For the first time in my 25 years of trying cases to juries, I recently became faced with a set of facts in a case in which the plaintiff’s theory of the case was so diametrically opposed to the theory of my defense – with the parties’ respective damage claims being mutually exclusive, in the strictest sense of that term, also – that I really did not want to tip off the other side to my exact theory of the defense in my opening statement. Thus, for the first time in my career, I strongly and seriously considered reserving my opening statement until I put on my client’s defense case in-chief.

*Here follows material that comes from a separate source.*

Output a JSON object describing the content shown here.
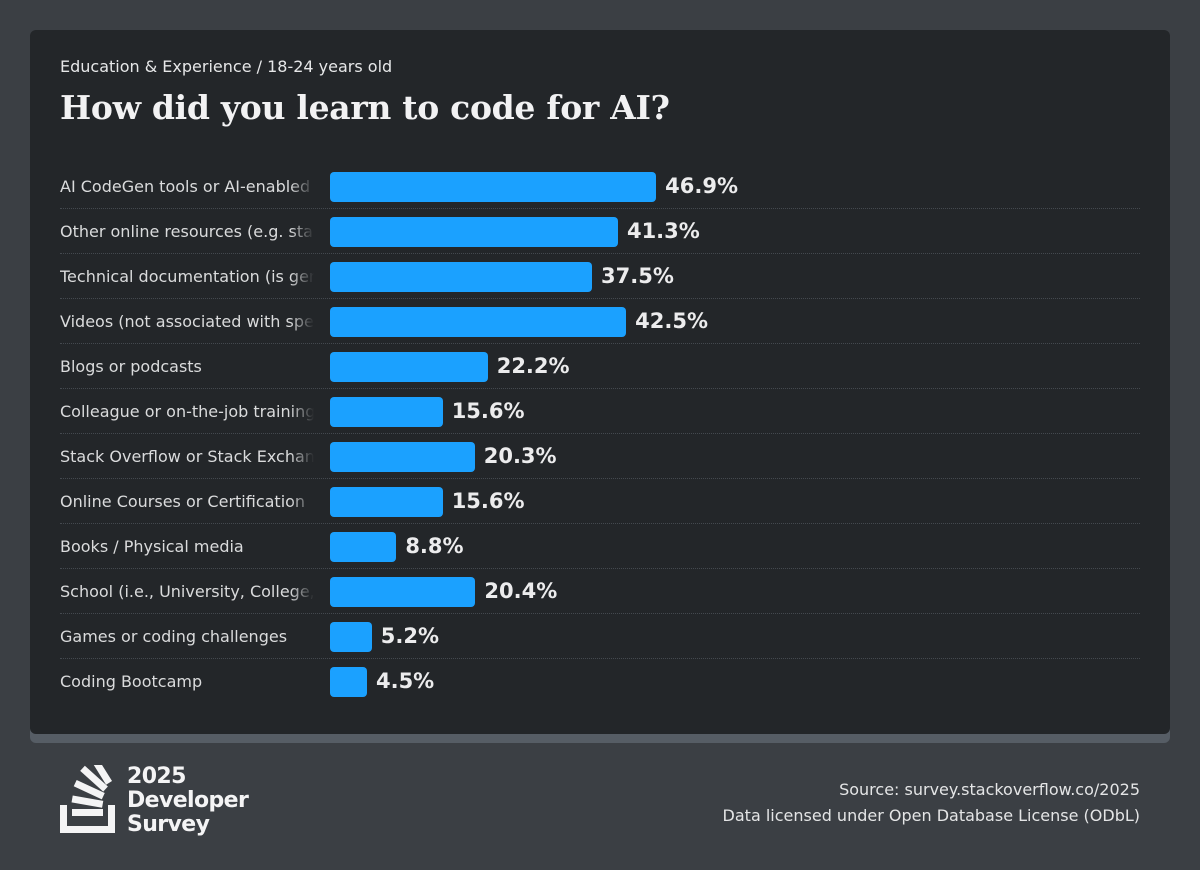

Experienced trial lawyers look forward to opening statements since this is their first real opportunity to communicate directly with the jurors and tell them about the case. In some jurisdictions the party with the burden of proof, normally the plaintiff, must make an opening statement that demonstrates a prima facie case. In others, there is no legal requirement that either party make an opening statement. Moreover, some jurisdictions permit the defendant to reserve an opening statement until he begins the defense’s case in chief.
In Ohio, Ohio Revised Code §2315.01 mandates that an opening statement be made by both the plaintiff and defendant. Under case law construing that section, however, a defendant may move the court for permission to defer its opening statement until the conclusion of plaintiff’s’ evidence. That decision lies within the discretion of the court, who has authority to control the procedures applicable to the order of a jury trial under §2315.01. Schultz v. National Revenue Corp., 2000 Ohio App. LEXIS 5241 (Ohio Ct. App., Franklin County Nov. 14, 2000).

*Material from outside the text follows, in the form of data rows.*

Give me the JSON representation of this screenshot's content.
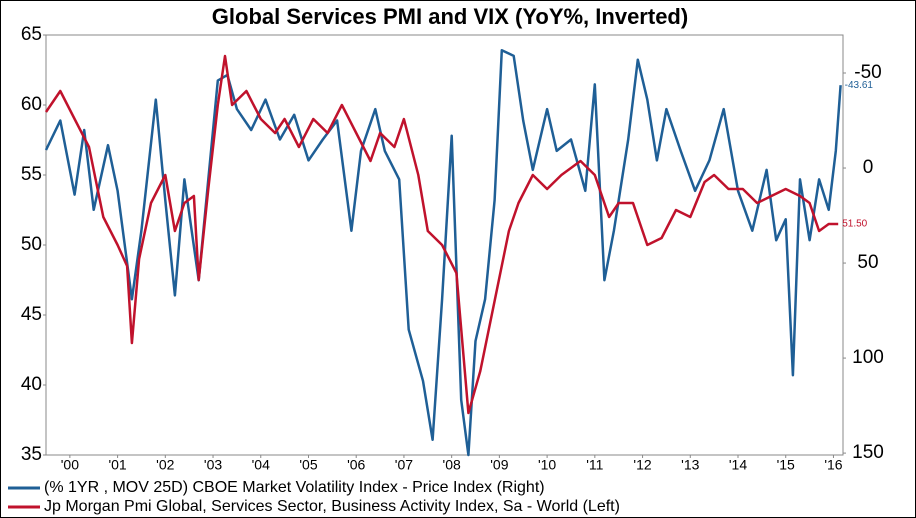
{
  "chart_data": {
    "type": "line",
    "title": "Global Services PMI and VIX (YoY%, Inverted)",
    "xlim": [
      2000,
      2016.7
    ],
    "xticks": [
      {
        "value": 2000.5,
        "label": "'00"
      },
      {
        "value": 2001.5,
        "label": "'01"
      },
      {
        "value": 2002.5,
        "label": "'02"
      },
      {
        "value": 2003.5,
        "label": "'03"
      },
      {
        "value": 2004.5,
        "label": "'04"
      },
      {
        "value": 2005.5,
        "label": "'05"
      },
      {
        "value": 2006.5,
        "label": "'06"
      },
      {
        "value": 2007.5,
        "label": "'07"
      },
      {
        "value": 2008.5,
        "label": "'08"
      },
      {
        "value": 2009.5,
        "label": "'09"
      },
      {
        "value": 2010.5,
        "label": "'10"
      },
      {
        "value": 2011.5,
        "label": "'11"
      },
      {
        "value": 2012.5,
        "label": "'12"
      },
      {
        "value": 2013.5,
        "label": "'13"
      },
      {
        "value": 2014.5,
        "label": "'14"
      },
      {
        "value": 2015.5,
        "label": "'15"
      },
      {
        "value": 2016.5,
        "label": "'16"
      }
    ],
    "ylim": [
      35,
      65
    ],
    "yticks": [
      35,
      40,
      45,
      50,
      55,
      60,
      65
    ],
    "y2lim": [
      151,
      -70
    ],
    "y2ticks": [
      -50,
      0,
      50,
      100,
      150
    ],
    "series": [
      {
        "name": "(% 1YR , MOV 25D) CBOE Market Volatility Index - Price Index  (Right)",
        "color": "#1f5f96",
        "axis": "y2",
        "x": [
          2000.0,
          2000.3,
          2000.6,
          2000.8,
          2001.0,
          2001.3,
          2001.5,
          2001.8,
          2002.0,
          2002.3,
          2002.5,
          2002.7,
          2002.9,
          2003.2,
          2003.4,
          2003.6,
          2003.8,
          2004.0,
          2004.3,
          2004.6,
          2004.9,
          2005.2,
          2005.5,
          2005.8,
          2006.1,
          2006.4,
          2006.6,
          2006.9,
          2007.1,
          2007.4,
          2007.6,
          2007.9,
          2008.1,
          2008.3,
          2008.5,
          2008.7,
          2008.85,
          2009.0,
          2009.2,
          2009.4,
          2009.55,
          2009.8,
          2010.0,
          2010.2,
          2010.5,
          2010.7,
          2011.0,
          2011.3,
          2011.5,
          2011.7,
          2011.9,
          2012.2,
          2012.4,
          2012.6,
          2012.8,
          2013.0,
          2013.3,
          2013.6,
          2013.9,
          2014.2,
          2014.5,
          2014.8,
          2015.1,
          2015.3,
          2015.5,
          2015.65,
          2015.8,
          2016.0,
          2016.2,
          2016.4,
          2016.55,
          2016.65
        ],
        "values": [
          -9.5,
          -25,
          14,
          -20,
          22,
          -12,
          12,
          69,
          33,
          -36,
          17,
          67,
          6,
          59,
          6,
          -46,
          -49,
          -31,
          -20,
          -36,
          -15,
          -28,
          -4,
          -15,
          -25,
          33,
          -9,
          -31,
          -9,
          6,
          85,
          112,
          143,
          69,
          -17,
          122,
          151,
          91,
          69,
          17,
          -62,
          -59,
          -25,
          1,
          -31,
          -9,
          -15,
          12,
          -44,
          59,
          33,
          -15,
          -57,
          -36,
          -4,
          -31,
          -9,
          12,
          -4,
          -31,
          12,
          33,
          1,
          38,
          27,
          109,
          6,
          38,
          6,
          22,
          -9,
          -43.61
        ]
      },
      {
        "name": "Jp Morgan Pmi Global, Services Sector, Business Activity Index, Sa - World  (Left)",
        "color": "#c0122c",
        "x": [
          2000.0,
          2000.3,
          2000.6,
          2000.9,
          2001.2,
          2001.5,
          2001.7,
          2001.8,
          2001.95,
          2002.2,
          2002.5,
          2002.7,
          2002.9,
          2003.1,
          2003.2,
          2003.4,
          2003.6,
          2003.75,
          2003.9,
          2004.2,
          2004.5,
          2004.8,
          2005.0,
          2005.3,
          2005.6,
          2005.9,
          2006.2,
          2006.5,
          2006.8,
          2007.0,
          2007.3,
          2007.5,
          2007.8,
          2008.0,
          2008.3,
          2008.6,
          2008.85,
          2009.1,
          2009.4,
          2009.7,
          2009.9,
          2010.2,
          2010.5,
          2010.8,
          2011.2,
          2011.5,
          2011.8,
          2012.0,
          2012.3,
          2012.6,
          2012.9,
          2013.2,
          2013.5,
          2013.8,
          2014.0,
          2014.3,
          2014.6,
          2014.9,
          2015.2,
          2015.5,
          2015.8,
          2016.0,
          2016.2,
          2016.4,
          2016.6
        ],
        "values": [
          59.5,
          61,
          59,
          57,
          52,
          50,
          48.5,
          43,
          49,
          53,
          55,
          51,
          53,
          53.5,
          47.5,
          54,
          60,
          63.5,
          60,
          61,
          59,
          58,
          59,
          57,
          59,
          58,
          60,
          58,
          56,
          58,
          57,
          59,
          55,
          51,
          50,
          48,
          38,
          41,
          46,
          51,
          53,
          55,
          54,
          55,
          56,
          55,
          52,
          53,
          53,
          50,
          50.5,
          52.5,
          52,
          54.5,
          55,
          54,
          54,
          53,
          53.5,
          54,
          53.5,
          53,
          51,
          51.5,
          51.5
        ],
        "value_labels": [
          null,
          null,
          null,
          null,
          null,
          null,
          null,
          null,
          null,
          null,
          null,
          null,
          null,
          null,
          null,
          null,
          null,
          null,
          null,
          null,
          null,
          null,
          null,
          null,
          null,
          null,
          null,
          null,
          null,
          null,
          null,
          null,
          null,
          null,
          null,
          null,
          null,
          null,
          null,
          null,
          null,
          null,
          null,
          null,
          null,
          null,
          null,
          null,
          null,
          null,
          null,
          null,
          null,
          null,
          null,
          null,
          null,
          null,
          null,
          null,
          null,
          null,
          null,
          null,
          "51.50"
        ]
      }
    ]
  }
}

It is difficult to imagine a situation where a party, either plaintiff or defendant, would find it advantageous to waive making an opening statement. Because trials are conducted to see which viewpoint of a disputed set of facts the jury will accept as true, making an effective opening statement gives you a head start over your opponent.
A defendant, however, would seem to have a more realistic decision to make: if permissible, should he make an opening statement immediately after the plaintiff, or should he reserve it for the defense case in chief? Most defendants open immediately after the plaintiff. Reserving the opening statement means that plaintiff’s version of the facts will go unchallenged for, perhaps, a long period of time. Coupled with a strong case in chief, the plaintiff may well have convinced the jury before the defense gets a chance to tell its side of the case.
Nevertheless, some defense lawyers may prefer to reserve opening statements because they will have the benefit of hearing the plaintiff’s evidence before deciding exactly what to say. However, reserving the defendant’s opening statement necessarily creates the impression that you did not have a defense, so you waited to see what the plaintiff’s case looked like before devising one.
Nonetheless, the defendant should at least consider reserving his opening statement where he has a strong case and there are significant strategic advantages in that approach. This situation would exist where a strong affirmative defense exists and, perhaps because of poor or incomplete discovery, the plaintiff has not uncovered all of what the defense evidence will be. Reserving the opening statement in such a situation will prevent the plaintiff from altering its case in chief to blunt the anticipated defense. The defendant might also reserve his opening statement when he has more than one defense to raise, and cannot make up his mind which one to raise until he has heard the plaintiff’s case in chief.
In my recent jury trial, the judge denied my motion to defer my opening statement, making the issue essentially moot. Nevertheless, the exercise of making that decision is one that any litigator should not take lightly when preparing for a jury trial.